Harry Pauly

Harry Pauly

Data di nascita: 1914

Germania

Da ragazzo, mentre cresceva a Berlino, Harry sviluppò una vera e proprio passione per il teatro. A 15 anni cominciò a recitare in piccole parti, in un teatro della Nollendorfplatz. Allo stesso tempo lavorava come apprendista parruchiere, ma il lavoro non gli piaceva. Harry trascorreva la maggior parte del suo tempo con altri attori, sia a teatro che nei nightclub dove si ritrovavano gli omosessuali.

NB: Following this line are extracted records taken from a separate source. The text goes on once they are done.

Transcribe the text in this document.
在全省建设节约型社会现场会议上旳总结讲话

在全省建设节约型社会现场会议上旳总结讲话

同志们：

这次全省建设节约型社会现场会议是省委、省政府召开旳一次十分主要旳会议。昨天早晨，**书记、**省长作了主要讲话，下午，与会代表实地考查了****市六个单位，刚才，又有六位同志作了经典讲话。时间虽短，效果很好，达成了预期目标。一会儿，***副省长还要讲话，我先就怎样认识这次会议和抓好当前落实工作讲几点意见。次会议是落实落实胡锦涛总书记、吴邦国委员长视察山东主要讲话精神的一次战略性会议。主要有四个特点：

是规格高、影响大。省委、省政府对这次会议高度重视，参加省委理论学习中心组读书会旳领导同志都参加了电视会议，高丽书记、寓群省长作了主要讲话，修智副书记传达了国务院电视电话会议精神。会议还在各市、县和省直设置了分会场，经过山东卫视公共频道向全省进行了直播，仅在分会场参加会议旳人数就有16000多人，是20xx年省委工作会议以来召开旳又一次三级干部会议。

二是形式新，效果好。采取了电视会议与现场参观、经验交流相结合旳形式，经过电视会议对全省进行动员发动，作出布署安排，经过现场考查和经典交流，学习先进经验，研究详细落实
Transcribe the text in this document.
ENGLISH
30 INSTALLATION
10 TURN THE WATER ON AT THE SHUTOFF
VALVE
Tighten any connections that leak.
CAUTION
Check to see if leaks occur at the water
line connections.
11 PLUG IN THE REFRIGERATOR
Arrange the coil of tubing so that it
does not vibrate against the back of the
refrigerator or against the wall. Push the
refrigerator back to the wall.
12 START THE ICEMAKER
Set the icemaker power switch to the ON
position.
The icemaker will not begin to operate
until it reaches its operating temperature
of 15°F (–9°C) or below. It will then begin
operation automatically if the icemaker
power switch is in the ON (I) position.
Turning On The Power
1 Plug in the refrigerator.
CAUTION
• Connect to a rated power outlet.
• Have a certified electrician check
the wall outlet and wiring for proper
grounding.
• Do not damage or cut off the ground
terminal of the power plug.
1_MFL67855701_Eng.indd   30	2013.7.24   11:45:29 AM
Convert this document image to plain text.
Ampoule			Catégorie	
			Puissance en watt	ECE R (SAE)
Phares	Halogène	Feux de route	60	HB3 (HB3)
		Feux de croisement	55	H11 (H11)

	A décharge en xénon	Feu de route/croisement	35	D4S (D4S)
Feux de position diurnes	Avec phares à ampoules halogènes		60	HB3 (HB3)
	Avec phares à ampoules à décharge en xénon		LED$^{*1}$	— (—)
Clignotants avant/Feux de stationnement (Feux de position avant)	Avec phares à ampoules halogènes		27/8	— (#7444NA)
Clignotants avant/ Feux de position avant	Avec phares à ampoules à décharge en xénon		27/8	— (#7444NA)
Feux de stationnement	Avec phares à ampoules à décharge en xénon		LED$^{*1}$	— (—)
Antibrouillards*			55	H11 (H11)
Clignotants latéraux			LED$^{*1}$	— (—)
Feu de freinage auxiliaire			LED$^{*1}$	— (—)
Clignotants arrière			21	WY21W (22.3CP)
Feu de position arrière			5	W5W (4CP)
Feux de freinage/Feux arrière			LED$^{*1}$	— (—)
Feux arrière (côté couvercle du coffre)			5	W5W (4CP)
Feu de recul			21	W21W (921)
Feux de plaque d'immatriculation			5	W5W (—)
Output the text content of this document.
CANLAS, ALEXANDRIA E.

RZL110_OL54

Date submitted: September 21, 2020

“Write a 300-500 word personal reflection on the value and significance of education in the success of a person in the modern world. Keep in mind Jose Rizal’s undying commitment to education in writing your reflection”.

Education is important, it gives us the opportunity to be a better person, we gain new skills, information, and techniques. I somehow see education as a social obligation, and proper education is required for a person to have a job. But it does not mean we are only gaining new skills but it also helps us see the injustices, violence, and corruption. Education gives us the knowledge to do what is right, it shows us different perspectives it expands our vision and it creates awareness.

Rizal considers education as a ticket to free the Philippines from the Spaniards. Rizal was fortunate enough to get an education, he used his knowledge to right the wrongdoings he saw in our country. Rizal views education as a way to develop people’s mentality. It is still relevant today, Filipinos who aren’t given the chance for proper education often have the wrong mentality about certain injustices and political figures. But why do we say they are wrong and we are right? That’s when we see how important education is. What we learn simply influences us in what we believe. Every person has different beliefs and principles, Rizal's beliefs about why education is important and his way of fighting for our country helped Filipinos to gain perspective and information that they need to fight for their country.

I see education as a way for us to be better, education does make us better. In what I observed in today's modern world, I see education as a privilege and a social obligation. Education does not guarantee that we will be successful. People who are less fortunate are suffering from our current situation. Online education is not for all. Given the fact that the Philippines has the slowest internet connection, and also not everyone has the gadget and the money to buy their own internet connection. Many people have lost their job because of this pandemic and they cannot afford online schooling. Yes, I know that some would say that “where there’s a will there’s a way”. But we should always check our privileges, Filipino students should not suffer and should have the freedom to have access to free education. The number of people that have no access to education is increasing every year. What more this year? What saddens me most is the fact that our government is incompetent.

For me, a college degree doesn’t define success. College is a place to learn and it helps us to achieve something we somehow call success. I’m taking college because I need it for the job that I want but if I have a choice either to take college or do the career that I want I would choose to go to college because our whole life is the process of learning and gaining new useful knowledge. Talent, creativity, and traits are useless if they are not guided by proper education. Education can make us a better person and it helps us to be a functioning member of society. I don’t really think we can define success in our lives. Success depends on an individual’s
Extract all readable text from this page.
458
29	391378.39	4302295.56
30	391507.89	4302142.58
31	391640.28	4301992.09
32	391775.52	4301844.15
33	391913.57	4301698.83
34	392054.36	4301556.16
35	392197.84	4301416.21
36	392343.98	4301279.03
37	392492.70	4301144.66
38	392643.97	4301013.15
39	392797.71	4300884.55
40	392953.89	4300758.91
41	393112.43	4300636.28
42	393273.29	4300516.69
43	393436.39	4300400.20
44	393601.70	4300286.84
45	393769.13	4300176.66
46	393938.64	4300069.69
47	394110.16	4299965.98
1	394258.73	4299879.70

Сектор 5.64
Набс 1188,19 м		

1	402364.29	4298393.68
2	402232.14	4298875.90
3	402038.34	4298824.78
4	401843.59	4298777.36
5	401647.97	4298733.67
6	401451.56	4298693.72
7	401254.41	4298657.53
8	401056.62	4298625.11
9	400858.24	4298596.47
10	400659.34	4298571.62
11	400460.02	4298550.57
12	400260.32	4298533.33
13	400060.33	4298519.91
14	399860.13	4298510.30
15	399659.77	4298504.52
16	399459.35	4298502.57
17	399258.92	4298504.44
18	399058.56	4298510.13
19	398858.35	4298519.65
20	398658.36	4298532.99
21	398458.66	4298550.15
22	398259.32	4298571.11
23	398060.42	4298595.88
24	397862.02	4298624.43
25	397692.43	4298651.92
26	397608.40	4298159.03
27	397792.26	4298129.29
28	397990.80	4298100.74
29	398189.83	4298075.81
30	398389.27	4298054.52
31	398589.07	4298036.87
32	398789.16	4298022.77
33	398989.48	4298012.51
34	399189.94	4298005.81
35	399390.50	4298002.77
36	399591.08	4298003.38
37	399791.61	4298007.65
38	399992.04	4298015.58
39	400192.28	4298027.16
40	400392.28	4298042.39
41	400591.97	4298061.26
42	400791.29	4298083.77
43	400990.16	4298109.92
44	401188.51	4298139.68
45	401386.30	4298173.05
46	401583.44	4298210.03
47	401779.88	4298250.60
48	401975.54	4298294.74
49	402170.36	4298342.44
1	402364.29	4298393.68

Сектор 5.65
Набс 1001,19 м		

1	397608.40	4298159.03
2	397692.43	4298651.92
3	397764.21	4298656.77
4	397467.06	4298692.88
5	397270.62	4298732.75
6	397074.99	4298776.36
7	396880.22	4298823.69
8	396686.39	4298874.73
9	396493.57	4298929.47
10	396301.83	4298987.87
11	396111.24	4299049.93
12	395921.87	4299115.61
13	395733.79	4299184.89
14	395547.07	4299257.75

1933-39: Quando i Nazisti presero il potere, chiusero i bar dove i gay si incontravano. Diversi omosessuali, in particolare quelli che erano Ebrei, furono uccisi dagli hooligan nazisti; il mio amico "Susi", che era un "travestito", fu accoltellato a morte. Nel 1936 venni arrestato per aver violato il Paragrafo 175 del codice penale, codice che era stato modificato in modo da includere l'omosessualità tra i reati penali. Fui mandato in un campo a Neusustrum, dove fui costretto a lavorare nelle paludi per dodici ore al giorno. Dopo quindici mesi, mi rilasciarono.

1940-44: Nel 1943 fui denunciato da due ragazzi sui quali la Gestapo aveva fatto pressioni affinché denunciassero i gay. Fui di nuovo condannato per aver violato il Paragrafo 175. E di nuovo fui rilasciato, questa volta dopo otto mesi, perché gli amici del teatro erano intervenuti in mio favore.Fui poi arruolato nell'esercito ma ovunque mi recassi, tutti sapevano delle mie condanne e mi chiamavno "sporco finocchio". Non lo sopportavo e disertai per ben due volte. Come punizione fui assegnato ad un'unità speciale di combattimento nella quale quasi tutti venivano prima o poi uccisi. In qualche modo riuscii a sopravvivere.

Dopo la guerra Harry aprì un piccolo teatro.